A. That opinion is erroneous. The recent discoveries of geology prove the convulsions that have occurred in the history of the Earth and the successive eras of its formation. The Earth, like the other planets, has had its own life; and God had no need of so disorderly a cataclysm as is implied in such an aggregation of planets. Water and fire are the only organic elements of the Earth.
11. You also believed that men might remain for an unlimited period in a state of catalepsy, and that the human race has been brought, in this state, to the Earth. Is this still your opinion?
A. All that was a mere illusion of my imagination, always apt to go too far. The state of catalepsy may last for a long time, but not indefinitely. My idea was derived from the exaggerations of Eastern legends. Believe me, I have already suffered not a little in recalling the illusions to which I was too prompt to attach credence; do not lose sight of this fact. I had already acquired considerable knowledge; and my intelligence being prompt (I may say so without vanity,) to apply the wide and varied researches of my anterior career, I had retained, from my preceding incarnation, the love of the marvelous and the complex acquired in my study of the figments of the popular fancy.
I have not, as of yet, given so much attention to purely intellectual subjects, such as those in which you are interested. How could I do so, dazzled, carried away, as I am, by the wondrous spectacle that I see around me? The tie of our common spiritist belief, a tie far more powerful than you, human beings, can imagine, is the only thing that could attract me to this Earth that I abandon – not with joy, for that would be irreverent towards the Creator – but with a profound thankfulness for my deliverance.
A subscription having been set on foot, by the Spiritist Society, in February 1862, for the distressed operatives of Lyons, one of the members subscribed 25 francs in his own name, and 25 francs in the name of Mr. Jobard, who dictated, in reference to this incident, the following message:
I am pleased and grateful to find that my spiritist brethren do not forget me. Thanks to the generous heart that has conveyed to you the offering that I should have made, if I had still been a dweller in your world! In the one that I now inhabit, we have no need of money; it was therefore necessary for me to draw upon a friendly purse in order to give you a tangible proof of my sympathy for the misfortune of my brothers in Lyons. Brave workmen! You see that charity is not an empty word, since rich and poor have shown their fraternal sympathy in your distress! You are thus upon the broad, humanitarian road of progress; may God preserve you therein, and may more fortunate times be in store for you; our spirit-friends will sustain you and aid you to triumph over the difficulties of your lot!

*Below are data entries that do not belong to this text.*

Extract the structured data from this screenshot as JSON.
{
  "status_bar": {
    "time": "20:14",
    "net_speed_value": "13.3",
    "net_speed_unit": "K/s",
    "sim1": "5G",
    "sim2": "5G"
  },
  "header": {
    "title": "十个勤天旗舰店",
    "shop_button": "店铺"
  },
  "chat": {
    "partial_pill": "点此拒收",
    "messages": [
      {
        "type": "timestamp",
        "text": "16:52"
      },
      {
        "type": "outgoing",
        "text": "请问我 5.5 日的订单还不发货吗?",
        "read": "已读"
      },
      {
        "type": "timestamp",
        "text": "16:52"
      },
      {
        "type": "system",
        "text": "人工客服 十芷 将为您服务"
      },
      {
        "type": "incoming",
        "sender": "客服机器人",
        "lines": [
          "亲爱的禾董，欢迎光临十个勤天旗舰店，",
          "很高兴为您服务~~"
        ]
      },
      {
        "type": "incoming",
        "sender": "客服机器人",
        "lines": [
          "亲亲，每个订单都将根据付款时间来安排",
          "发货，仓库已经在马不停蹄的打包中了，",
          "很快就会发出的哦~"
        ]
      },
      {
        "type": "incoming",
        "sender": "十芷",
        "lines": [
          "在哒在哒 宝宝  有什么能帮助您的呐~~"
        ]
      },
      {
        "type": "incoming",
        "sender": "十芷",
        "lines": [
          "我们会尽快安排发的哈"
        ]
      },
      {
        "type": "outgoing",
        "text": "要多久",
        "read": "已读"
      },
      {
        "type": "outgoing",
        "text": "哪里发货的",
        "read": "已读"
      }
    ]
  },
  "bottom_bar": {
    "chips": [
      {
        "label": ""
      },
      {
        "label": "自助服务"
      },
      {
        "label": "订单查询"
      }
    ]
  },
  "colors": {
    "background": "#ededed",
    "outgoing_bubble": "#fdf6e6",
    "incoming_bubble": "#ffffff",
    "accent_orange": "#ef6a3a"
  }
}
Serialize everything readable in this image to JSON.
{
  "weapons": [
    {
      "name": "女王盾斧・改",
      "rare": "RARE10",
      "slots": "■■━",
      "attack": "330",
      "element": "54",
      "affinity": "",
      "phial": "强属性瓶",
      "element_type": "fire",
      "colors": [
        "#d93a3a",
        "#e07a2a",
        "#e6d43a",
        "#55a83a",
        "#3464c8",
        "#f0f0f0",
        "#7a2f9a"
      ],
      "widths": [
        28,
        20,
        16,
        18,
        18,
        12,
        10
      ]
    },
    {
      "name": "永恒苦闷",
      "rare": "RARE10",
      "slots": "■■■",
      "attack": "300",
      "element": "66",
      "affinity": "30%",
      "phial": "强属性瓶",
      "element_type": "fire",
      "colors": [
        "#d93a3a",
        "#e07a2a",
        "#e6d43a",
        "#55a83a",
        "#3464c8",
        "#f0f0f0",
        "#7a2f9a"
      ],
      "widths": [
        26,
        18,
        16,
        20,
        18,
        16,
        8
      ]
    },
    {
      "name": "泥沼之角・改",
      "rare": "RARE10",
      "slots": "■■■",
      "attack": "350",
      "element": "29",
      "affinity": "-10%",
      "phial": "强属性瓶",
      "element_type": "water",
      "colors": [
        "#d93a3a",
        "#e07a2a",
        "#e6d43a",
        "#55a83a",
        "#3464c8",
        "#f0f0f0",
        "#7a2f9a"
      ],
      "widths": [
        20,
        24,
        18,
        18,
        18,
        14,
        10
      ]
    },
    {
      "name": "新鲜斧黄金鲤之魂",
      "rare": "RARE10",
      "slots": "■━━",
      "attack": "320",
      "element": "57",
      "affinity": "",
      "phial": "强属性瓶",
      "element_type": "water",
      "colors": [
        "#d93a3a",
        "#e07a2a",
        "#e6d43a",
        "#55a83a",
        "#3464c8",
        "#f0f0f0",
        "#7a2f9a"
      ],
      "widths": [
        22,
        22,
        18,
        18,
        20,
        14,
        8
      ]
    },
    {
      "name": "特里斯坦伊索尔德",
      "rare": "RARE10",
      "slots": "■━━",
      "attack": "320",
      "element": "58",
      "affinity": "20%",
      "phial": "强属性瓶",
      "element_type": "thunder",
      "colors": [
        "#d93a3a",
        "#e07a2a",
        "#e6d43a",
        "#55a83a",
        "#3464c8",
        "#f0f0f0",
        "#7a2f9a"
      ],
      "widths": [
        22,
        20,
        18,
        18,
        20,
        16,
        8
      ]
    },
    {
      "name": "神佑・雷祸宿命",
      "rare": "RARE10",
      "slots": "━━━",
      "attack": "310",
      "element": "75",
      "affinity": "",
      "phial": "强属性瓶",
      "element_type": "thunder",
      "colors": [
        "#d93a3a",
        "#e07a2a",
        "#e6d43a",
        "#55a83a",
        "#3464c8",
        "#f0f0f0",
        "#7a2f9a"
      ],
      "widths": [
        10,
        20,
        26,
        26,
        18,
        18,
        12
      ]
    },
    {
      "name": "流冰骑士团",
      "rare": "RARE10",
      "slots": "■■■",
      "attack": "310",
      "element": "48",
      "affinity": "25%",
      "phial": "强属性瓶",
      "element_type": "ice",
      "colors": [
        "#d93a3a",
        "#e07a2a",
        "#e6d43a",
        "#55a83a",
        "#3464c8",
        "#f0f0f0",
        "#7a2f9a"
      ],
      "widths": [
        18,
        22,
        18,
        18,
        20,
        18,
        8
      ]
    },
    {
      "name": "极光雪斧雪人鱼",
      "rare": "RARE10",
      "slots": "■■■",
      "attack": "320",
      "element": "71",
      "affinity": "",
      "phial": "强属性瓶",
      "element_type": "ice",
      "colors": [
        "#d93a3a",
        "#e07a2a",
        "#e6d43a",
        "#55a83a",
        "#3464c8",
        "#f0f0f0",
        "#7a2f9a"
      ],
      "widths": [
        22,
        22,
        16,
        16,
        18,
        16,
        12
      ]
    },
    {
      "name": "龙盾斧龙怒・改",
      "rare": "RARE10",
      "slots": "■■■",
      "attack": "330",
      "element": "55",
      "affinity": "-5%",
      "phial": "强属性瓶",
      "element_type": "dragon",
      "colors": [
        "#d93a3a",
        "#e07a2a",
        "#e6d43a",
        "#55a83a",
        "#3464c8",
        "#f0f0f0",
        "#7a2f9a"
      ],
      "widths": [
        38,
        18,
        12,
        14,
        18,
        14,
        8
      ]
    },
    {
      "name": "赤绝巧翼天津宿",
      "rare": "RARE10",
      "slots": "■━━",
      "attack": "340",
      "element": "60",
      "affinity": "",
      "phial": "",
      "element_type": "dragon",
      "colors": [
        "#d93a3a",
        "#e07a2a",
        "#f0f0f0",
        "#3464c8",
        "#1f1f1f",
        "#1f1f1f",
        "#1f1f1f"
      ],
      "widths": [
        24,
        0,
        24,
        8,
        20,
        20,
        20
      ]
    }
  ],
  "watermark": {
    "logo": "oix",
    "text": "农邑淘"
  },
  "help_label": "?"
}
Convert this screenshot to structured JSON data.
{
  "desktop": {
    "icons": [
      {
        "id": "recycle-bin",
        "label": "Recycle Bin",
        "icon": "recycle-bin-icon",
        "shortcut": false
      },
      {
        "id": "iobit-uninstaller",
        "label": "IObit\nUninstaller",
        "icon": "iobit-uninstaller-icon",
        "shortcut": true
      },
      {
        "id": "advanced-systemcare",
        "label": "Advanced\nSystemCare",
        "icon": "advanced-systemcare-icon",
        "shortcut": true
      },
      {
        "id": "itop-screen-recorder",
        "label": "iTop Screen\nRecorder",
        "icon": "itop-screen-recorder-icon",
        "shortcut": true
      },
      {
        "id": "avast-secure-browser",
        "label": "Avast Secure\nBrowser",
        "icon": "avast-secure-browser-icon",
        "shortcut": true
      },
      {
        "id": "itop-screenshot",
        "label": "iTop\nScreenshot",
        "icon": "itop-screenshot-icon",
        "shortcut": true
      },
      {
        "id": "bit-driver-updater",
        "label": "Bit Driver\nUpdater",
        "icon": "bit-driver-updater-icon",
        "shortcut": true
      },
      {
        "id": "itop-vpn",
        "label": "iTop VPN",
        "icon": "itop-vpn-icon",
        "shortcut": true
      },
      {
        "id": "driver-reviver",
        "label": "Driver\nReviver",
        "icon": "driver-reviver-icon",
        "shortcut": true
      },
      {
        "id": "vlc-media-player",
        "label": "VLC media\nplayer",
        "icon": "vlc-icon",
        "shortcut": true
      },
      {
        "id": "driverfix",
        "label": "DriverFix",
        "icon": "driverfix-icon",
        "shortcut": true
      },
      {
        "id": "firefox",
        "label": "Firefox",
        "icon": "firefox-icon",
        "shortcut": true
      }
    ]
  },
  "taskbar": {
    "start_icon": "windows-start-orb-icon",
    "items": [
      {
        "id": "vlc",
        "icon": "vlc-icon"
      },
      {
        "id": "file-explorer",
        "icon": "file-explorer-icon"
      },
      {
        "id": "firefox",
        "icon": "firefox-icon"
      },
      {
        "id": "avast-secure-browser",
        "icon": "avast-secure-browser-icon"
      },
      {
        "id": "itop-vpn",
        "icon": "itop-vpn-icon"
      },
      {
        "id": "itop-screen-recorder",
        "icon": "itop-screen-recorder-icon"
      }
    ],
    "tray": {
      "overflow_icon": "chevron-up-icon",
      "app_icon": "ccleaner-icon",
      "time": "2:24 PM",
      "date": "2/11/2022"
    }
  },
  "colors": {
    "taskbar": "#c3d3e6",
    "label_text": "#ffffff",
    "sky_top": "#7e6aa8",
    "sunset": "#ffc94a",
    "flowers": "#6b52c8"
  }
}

I am beginning to live more peacefully, less disturbed by the evocations from every quarter that pursued me, for a time, thick as hail. Spirits are not exempted, it seems, from the tyranny of fashion; when the fashion of evoking Jobard shall have been supplanted by some other; I shall pass into the region of human forgetfulness; and I beg that, when this is the case, my sincere and serious friends will continue to evoke me, that we may resume our study of questions which have hitherto been treated of too superficially, and that thus your friend Jobard, completely transfigured, may be enabled to be of use to you, as he desires to be, from the very bottom of his heart.
JOBARD Having given a sufficient time to communicating with his earthly friends, Mr. Jobard joined the ranks of the spirits who are most actively pushing forward the social renovation of the Earth, while awaiting his approaching reincarnation in this world, when he will take a still more direct part in the work of its reformation. Since that time, he has frequently given to the Paris Society – among whose members he insists upon being still enrolled – communications of superior import, whose seriousness of purpose has not excluded the originality of style, and the witty sallies, by which his writings were characterized during his life, and which reveal the authorship of his messages before he has signed them.